Ferguson points to two sectors of finance where innovation is moving particularly fast. Mobile technology, especially in China, is improving the efficiency of the payments system, though he is surprised at the slow pace of change in the western world. And technology for algorithm-based trading will cement the dominance of passive investment, “render an awful lot of the human labour in investment and asset allocation obsolete”, and make the financial system more efficient again.
Optimism on the modern world order
For all today’s uncertainty and upheaval, Ferguson remains an optimist about the modern financial order. He has no patience for those who claim we are revisiting the 1930s when there were shanty towns in New York’s Central Park and fascist governments in Europe were preparing for war. With a few exceptions (Greece among them), the global slowdown of the 2010s has been “a far less traumatic experience” than that of the 1930s. “People just need to stop drawing that analogy,” he declares.
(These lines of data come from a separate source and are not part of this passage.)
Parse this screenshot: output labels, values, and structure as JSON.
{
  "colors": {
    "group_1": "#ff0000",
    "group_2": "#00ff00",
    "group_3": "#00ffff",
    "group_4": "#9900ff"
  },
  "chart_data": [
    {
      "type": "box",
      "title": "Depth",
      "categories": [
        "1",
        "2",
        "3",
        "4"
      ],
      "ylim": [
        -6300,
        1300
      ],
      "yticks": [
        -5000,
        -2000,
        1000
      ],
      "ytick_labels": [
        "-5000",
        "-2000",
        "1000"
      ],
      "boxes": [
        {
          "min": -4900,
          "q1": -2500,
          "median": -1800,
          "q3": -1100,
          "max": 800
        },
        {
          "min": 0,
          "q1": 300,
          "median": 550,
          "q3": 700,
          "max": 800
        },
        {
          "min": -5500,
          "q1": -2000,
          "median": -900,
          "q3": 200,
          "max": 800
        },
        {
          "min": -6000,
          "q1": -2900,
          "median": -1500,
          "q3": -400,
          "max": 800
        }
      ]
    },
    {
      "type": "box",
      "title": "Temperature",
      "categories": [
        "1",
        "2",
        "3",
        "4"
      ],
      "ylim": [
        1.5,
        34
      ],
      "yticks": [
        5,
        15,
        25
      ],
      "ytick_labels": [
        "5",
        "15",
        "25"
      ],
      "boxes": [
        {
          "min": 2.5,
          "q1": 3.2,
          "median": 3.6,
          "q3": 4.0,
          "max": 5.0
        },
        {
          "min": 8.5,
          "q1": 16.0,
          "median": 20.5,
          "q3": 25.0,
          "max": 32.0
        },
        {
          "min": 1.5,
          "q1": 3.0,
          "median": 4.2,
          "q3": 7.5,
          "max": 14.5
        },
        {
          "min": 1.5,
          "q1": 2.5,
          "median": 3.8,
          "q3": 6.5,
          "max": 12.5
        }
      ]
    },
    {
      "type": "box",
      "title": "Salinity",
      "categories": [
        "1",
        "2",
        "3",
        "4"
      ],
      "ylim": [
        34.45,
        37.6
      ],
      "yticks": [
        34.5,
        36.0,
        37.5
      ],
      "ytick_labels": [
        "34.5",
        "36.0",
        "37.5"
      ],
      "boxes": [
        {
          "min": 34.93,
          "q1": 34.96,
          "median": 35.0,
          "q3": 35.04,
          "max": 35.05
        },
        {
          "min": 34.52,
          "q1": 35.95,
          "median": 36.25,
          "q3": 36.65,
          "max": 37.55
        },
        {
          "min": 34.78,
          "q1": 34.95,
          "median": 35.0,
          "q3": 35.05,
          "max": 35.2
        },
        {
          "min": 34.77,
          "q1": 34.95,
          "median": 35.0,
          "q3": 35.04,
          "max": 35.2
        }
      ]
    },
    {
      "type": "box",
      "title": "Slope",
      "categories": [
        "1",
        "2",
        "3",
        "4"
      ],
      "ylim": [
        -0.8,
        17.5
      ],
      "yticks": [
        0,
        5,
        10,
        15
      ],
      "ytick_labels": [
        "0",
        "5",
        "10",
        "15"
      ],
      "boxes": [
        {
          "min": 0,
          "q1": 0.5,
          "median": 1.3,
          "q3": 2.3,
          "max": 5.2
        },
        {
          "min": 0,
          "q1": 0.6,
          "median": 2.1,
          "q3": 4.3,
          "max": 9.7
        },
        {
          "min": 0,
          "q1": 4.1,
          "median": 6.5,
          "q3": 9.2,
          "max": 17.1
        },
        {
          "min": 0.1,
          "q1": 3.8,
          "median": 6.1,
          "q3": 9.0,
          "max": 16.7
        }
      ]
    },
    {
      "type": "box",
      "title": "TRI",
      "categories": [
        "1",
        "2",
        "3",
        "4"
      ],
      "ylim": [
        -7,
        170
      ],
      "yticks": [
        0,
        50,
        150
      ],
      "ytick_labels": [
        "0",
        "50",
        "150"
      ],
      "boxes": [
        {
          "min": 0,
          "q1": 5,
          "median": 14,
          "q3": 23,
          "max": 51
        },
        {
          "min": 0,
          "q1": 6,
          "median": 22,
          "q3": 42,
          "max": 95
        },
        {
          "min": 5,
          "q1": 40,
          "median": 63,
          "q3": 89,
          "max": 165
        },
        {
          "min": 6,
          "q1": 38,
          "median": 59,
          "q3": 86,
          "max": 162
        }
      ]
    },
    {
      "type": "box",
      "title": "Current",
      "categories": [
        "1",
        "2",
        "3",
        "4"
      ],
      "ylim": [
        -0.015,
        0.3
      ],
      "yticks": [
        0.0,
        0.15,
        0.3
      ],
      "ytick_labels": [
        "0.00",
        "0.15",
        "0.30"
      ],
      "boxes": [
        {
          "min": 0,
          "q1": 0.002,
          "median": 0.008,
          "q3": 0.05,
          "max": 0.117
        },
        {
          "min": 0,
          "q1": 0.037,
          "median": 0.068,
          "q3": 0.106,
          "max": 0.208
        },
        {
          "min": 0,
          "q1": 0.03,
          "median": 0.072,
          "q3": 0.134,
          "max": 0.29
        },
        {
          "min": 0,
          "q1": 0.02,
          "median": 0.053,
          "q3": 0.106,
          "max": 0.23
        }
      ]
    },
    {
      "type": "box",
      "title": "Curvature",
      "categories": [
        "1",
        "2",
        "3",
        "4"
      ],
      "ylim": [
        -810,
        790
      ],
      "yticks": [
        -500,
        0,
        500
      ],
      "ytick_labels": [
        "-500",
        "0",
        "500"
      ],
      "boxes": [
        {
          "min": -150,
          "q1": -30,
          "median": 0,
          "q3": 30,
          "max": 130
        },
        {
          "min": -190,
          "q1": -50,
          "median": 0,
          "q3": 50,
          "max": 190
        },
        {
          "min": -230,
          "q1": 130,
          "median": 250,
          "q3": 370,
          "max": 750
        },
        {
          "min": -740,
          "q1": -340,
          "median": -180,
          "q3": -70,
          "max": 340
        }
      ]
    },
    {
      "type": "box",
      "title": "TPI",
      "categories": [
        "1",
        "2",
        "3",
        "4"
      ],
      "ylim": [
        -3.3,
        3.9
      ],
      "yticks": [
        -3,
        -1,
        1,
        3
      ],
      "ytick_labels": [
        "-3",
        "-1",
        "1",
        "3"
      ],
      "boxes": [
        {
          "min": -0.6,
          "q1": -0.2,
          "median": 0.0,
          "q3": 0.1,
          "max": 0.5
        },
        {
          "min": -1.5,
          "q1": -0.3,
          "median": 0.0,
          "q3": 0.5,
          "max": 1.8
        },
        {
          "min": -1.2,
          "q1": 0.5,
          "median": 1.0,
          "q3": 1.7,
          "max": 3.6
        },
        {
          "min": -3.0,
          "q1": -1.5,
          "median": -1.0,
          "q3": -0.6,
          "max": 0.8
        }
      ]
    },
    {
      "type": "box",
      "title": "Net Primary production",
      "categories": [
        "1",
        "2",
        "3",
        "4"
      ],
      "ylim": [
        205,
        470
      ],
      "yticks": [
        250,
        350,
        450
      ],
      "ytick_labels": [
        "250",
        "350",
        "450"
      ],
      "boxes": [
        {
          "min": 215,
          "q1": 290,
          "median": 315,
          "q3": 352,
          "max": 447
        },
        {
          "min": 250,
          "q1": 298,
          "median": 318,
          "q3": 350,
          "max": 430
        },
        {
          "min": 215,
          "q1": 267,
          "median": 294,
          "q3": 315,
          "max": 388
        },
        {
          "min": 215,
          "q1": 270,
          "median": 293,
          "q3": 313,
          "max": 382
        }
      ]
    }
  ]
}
Ferguson’s preferred historical analogy is the far less well-known period from the late 1870s to the early 1890s, when much of the world – including New Zealand but not Australia – was burdened with a post-crisis stagnation. “The global international order didn’t break down and indeed, growth in North America didn’t slow down that much,” he says. And like the 2010s, the 1870s and 1880s brought a wave of economic populism, with politicians around the world pressing for higher tariffs, lower immigration and tougher bank regulation. “The populists of the late 19th century sounded a lot like Trump,” he notes. “There’s some evidence to show that you really wouldn’t have had the [2010s] upsurge of right-wing populism without the financial crisis.”
After more than two decades as a public intellectual, Ferguson remains convinced of perhaps his central idea: that money drives the course of history. He’s proud of the work he did early in his career tying wars to bond markets and he’s baffled that so few others see the links. “I’m constantly amazed at people who can write books on modern historical subjects and just leave the finance out,” he says. “It’s one of the frustrations of my life.”